Jiway, an exchange aimed at the private investor seeking to invest across borders, was launched just as the technology boom collapsed and private investors raced to the hills. Perhaps he can expect to have his leg pulled a little for that.

It does seem rather harsh, however, also to take him to task for his time at the International Petroleum Exchange, where his only sin was to be ahead of his time and at odds with a few powerful members in seeking to get the exchange to demutualise and embrace outside investors.

When his proposals fell just short of the 75% support they required, he resigned on principle, only to see the exchange subsequently do most of what he had suggested. All this just goes to show how hard it is to get credit for doing the right thing.

Prudence penalty

THE ROW over the decision by Alliance & Leicester and Natwest to ease back on home loans in certain areas has to be one of the most stupid yet.

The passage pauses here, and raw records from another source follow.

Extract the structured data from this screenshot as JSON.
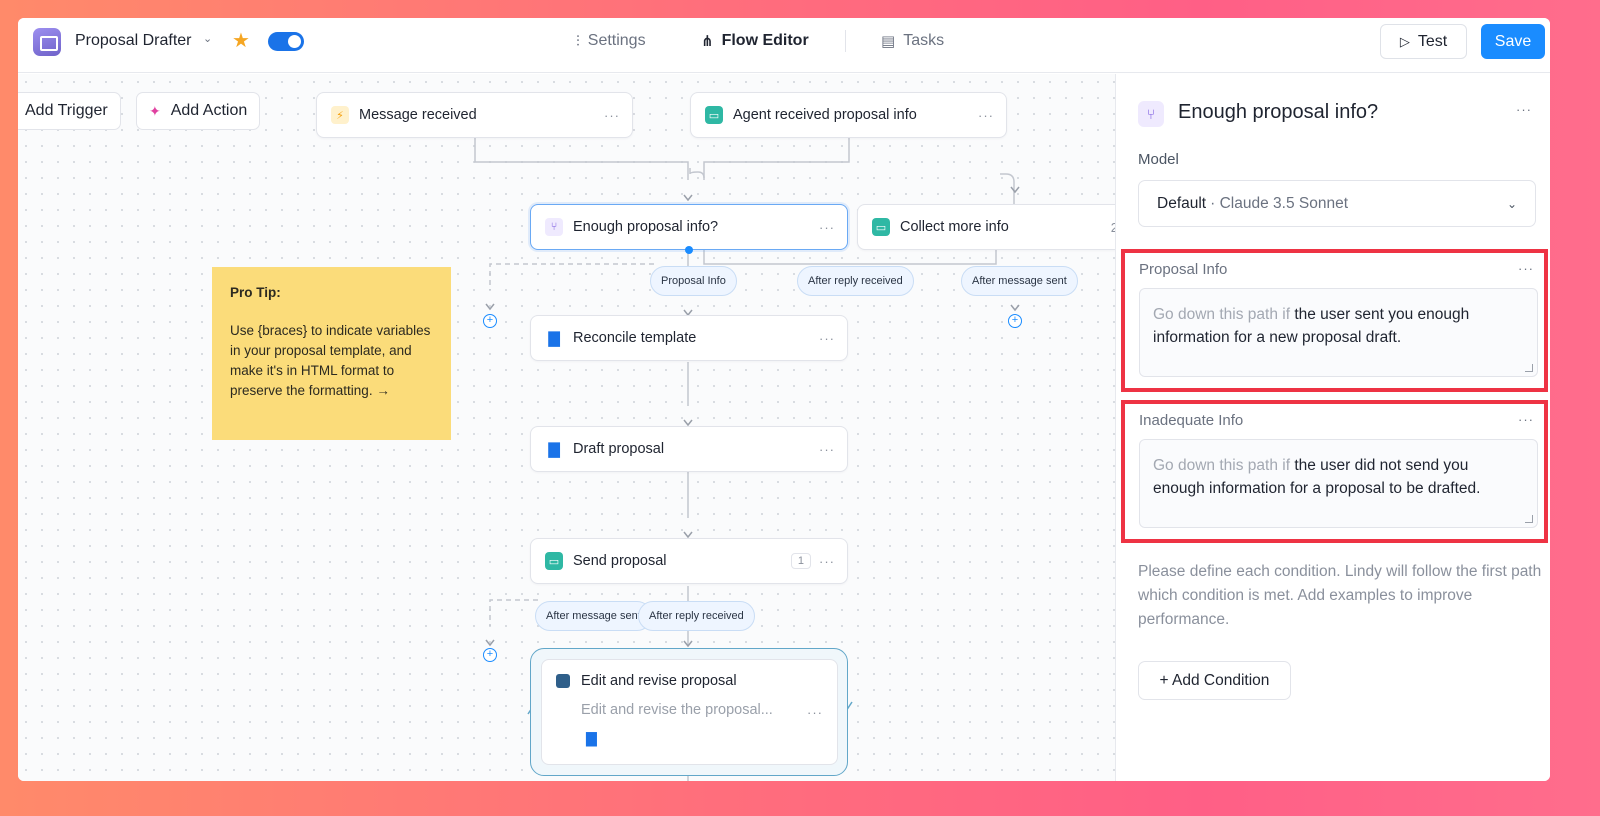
{
  "header": {
    "app_name": "Proposal Drafter",
    "nav": {
      "settings": "Settings",
      "flow_editor": "Flow Editor",
      "tasks": "Tasks"
    },
    "test_label": "Test",
    "save_label": "Save",
    "colors": {
      "primary": "#1a8cff",
      "star": "#f5a623"
    }
  },
  "toolbar": {
    "add_trigger": "Add Trigger",
    "add_action": "Add Action"
  },
  "flow": {
    "nodes": {
      "message_received": "Message received",
      "agent_received": "Agent received proposal info",
      "enough_info": "Enough proposal info?",
      "collect_more": "Collect more info",
      "reconcile": "Reconcile template",
      "draft": "Draft proposal",
      "send": "Send proposal",
      "send_count": "1",
      "edit_title": "Edit and revise proposal",
      "edit_desc": "Edit and revise the proposal..."
    },
    "pills": {
      "proposal_info": "Proposal Info",
      "after_reply_1": "After reply received",
      "after_message_1": "After message sent",
      "after_message_2": "After message sent",
      "after_reply_2": "After reply received"
    },
    "more_glyph": "···",
    "collect_more_partial_count": "2"
  },
  "pro_tip": {
    "title": "Pro Tip:",
    "body": "Use {braces} to indicate variables in your proposal template, and make it's in HTML format to preserve the formatting. →"
  },
  "panel": {
    "title": "Enough proposal info?",
    "model_label": "Model",
    "model_value": "Default",
    "model_sub": "· Claude 3.5 Sonnet",
    "conditions": [
      {
        "name": "Proposal Info",
        "hint": "Go down this path if",
        "text": "the user sent you enough information for a new proposal draft."
      },
      {
        "name": "Inadequate Info",
        "hint": "Go down this path if",
        "text": "the user did not send you enough information for a proposal to be drafted."
      }
    ],
    "help": "Please define each condition. Lindy will follow the first path which condition is met. Add examples to improve performance.",
    "add_condition": "+ Add Condition",
    "highlight_color": "#ee3344"
  }
}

Even more bizarre is that their rival Halifax should complain about it. No one is making it do the same. Why does it not simply welcome the reduction in competition?

It is self-evident that if banks behave prudently in an upswing, the subsequent downswing will be much less painful. Banks' credit policies are as important as the level of interest rates in determining the amount of activity in the economy. If they are too free with their money the economy is likely to overheat, particularly when rates are as low as they are now. Equally, if they are relentlessly tight, low interest rates will not get things moving.

In the desperate economy of the early 1990s, house prices crashed leaving hundreds of thousands of people with mortgages greater than the value of their homes. Many homebuyers subsequently lost everything - home, savings, job, family.

At that time, people turned on the banks for lending them too much money too easily in the previous boom. Some even sued - successfully - saying that they were not responsible for the financial disaster because the banks should have known better than to lend them so much. No one told them prices could go down as well as up.

There is a lot of evidence that the market today is becoming overheated, with young people buying multiple flats to let, gearing up and buying some more. Their path to riches will end in a re-run of the 1990s disaster if the market and the economy weaken unexpectedly. It is a bizarre world where lenders seeking gently to protect people from such dangers should be a subject of criticism.

Catch-up time

BANKING'S problems are as nothing compared with the difficulties in insurance. At a discussion sponsored by the Centre for the Study of Financial Innovation, Alex Letts of technology company RI3K argued that the events of 11 September have not only cost re-insurers an unprecedented amount of money, they also underlined how inadequate their controls and systems were for the modern world.

It took them an age after the terrorist attacks on the US to come up with a clear idea of their liabilities, but these estimates have since been doubled and there is still no real conviction that they are the right numbers. At the same time, the industry's cash management is amateurish and back-office procedures archaic.

The great mystery is why customers continue to pay far more than they need to because of the industry's incompetence, particularly when all these problems could be solved and the industry made massively more efficient by the intelligent use of technology, he says. Re-insurance is lagging at least 10 years behind the rest of the financial sector. It is time it made bigger efforts to catch up.

China cheer

IF you were a strategic rival of the US but had had to keep most of your foreign currency reserves in dollars, the birth of the euro must have looked like a golden opportunity for a bit of sensible diversification.

Patrice Madoux, chairman of CADES, which manages the debt of the French social security system, tells me China is becoming much more interested in triple-A rated government agency-related paper such as the bonds CADES issues.

His agency has done a couple of well-received roadshows to China and it seems highly likely the Chinese government is no less interested in euro-zone government paper. A sign that confidence in the euro's long-term prospects is rising?